5. Show that you can deliver
Most grant-givers want to know the impact of their investment. A good way to reassure them is to give evidence of your organisation’s effectiveness. Provide a track record of past projects and successes, as well as a brief presentation of the staff that will deliver on the new project.
Cole at BIG says: “If people asked for a very large sum of money, we worry about their capacity to do the work and manage the money, so we need to know about their skills. They should give us more details about their staff, the members of the management committee of the board, the previous grants and activities they have managed.”

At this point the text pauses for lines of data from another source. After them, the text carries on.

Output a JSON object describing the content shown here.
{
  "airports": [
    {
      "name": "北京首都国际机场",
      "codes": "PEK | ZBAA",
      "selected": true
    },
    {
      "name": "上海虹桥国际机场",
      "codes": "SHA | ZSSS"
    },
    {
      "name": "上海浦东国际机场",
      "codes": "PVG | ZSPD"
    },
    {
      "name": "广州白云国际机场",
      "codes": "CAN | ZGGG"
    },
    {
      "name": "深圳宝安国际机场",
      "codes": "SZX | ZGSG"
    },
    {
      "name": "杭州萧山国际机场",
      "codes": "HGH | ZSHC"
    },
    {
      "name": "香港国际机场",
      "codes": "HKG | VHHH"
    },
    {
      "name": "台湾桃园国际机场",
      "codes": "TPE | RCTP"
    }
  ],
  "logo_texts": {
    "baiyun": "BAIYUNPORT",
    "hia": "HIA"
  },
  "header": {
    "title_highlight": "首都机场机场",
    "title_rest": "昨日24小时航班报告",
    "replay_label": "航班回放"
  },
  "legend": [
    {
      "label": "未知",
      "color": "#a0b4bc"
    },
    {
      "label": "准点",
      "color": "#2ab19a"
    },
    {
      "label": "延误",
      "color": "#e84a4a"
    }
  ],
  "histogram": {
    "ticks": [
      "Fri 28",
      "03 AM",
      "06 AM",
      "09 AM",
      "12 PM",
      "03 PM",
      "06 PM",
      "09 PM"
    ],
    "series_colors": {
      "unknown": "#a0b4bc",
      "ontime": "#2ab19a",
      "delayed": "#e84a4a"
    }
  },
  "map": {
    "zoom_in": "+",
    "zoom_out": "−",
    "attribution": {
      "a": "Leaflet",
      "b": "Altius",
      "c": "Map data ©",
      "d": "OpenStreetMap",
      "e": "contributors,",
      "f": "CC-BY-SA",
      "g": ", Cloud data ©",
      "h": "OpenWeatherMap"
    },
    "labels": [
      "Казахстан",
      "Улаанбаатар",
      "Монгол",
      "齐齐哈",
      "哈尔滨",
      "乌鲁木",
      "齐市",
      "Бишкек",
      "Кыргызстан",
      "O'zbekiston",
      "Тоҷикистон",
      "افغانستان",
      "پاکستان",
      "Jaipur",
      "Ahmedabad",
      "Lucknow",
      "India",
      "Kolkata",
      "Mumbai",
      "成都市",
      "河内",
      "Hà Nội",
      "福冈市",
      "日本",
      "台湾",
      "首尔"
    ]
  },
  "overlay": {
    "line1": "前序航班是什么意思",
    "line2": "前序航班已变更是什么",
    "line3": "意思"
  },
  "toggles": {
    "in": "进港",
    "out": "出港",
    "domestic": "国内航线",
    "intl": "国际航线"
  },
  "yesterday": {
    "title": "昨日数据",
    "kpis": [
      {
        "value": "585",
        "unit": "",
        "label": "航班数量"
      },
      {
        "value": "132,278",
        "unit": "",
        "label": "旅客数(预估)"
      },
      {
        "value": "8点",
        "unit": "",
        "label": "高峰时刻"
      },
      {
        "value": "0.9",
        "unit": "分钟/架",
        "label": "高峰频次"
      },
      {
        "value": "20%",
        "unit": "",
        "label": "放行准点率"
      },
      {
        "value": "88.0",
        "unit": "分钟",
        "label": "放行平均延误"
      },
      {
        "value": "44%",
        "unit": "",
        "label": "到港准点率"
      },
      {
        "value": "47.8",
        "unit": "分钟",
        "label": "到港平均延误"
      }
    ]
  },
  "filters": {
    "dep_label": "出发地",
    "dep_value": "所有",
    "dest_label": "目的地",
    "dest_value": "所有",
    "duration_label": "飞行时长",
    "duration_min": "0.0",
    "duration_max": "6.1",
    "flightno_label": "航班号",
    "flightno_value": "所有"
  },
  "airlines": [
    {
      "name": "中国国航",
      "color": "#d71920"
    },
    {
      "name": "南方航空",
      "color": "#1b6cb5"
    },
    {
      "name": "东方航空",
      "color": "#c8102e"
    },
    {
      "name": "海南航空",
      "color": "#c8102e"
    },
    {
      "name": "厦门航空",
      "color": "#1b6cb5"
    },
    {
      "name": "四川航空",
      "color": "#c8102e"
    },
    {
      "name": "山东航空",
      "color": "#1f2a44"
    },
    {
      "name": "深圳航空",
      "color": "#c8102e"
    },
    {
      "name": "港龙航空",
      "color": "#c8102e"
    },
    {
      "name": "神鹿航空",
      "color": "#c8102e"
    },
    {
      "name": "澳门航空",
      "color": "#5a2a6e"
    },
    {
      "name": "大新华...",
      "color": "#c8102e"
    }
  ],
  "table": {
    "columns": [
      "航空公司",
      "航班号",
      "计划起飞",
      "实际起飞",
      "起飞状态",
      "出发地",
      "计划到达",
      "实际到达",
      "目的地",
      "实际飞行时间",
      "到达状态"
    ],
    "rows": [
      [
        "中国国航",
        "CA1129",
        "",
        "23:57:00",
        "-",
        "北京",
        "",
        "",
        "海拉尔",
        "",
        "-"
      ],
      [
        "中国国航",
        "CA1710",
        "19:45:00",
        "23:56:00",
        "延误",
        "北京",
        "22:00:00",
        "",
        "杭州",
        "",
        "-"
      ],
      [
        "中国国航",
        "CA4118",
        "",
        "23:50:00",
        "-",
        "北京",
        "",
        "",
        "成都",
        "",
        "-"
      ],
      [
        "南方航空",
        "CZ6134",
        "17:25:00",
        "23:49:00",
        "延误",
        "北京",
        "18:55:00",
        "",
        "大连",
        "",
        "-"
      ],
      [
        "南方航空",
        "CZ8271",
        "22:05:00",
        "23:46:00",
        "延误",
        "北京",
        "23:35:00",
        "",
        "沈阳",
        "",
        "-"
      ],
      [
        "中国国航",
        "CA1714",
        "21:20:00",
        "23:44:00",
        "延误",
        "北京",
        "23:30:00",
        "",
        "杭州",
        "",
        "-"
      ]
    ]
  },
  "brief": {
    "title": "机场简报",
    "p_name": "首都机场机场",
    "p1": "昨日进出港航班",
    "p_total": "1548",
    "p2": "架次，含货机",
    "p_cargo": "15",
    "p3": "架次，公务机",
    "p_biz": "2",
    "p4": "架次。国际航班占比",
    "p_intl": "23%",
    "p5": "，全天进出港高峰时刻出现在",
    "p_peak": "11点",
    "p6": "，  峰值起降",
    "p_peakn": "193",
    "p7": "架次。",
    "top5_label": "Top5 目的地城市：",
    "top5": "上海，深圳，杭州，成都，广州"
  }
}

6. Make it short, sweet and avoid jargon
According to funders, proposals are often too long. People do not know how to summarise things while keeping all the relevant information. Most funders recommended writing between two and four pages.
Abigail Connolly, trust and foundations account manager at Oxfam, says: “We use case studies, quotes and photos, but we don’t get lost with details. It’s like with a CV; if a person has only a few minutes to look at it, you need to make sure you grab their attention.”
Laura Ross Gakava, grant officer for an international donor, confirms: “Write as clearly and concisely as possible, but bear in mind that the person reading your proposal may not know anything about the issue. Define things so that people know what you are talking about, don’t use jargon or technical language and avoid acronyms.”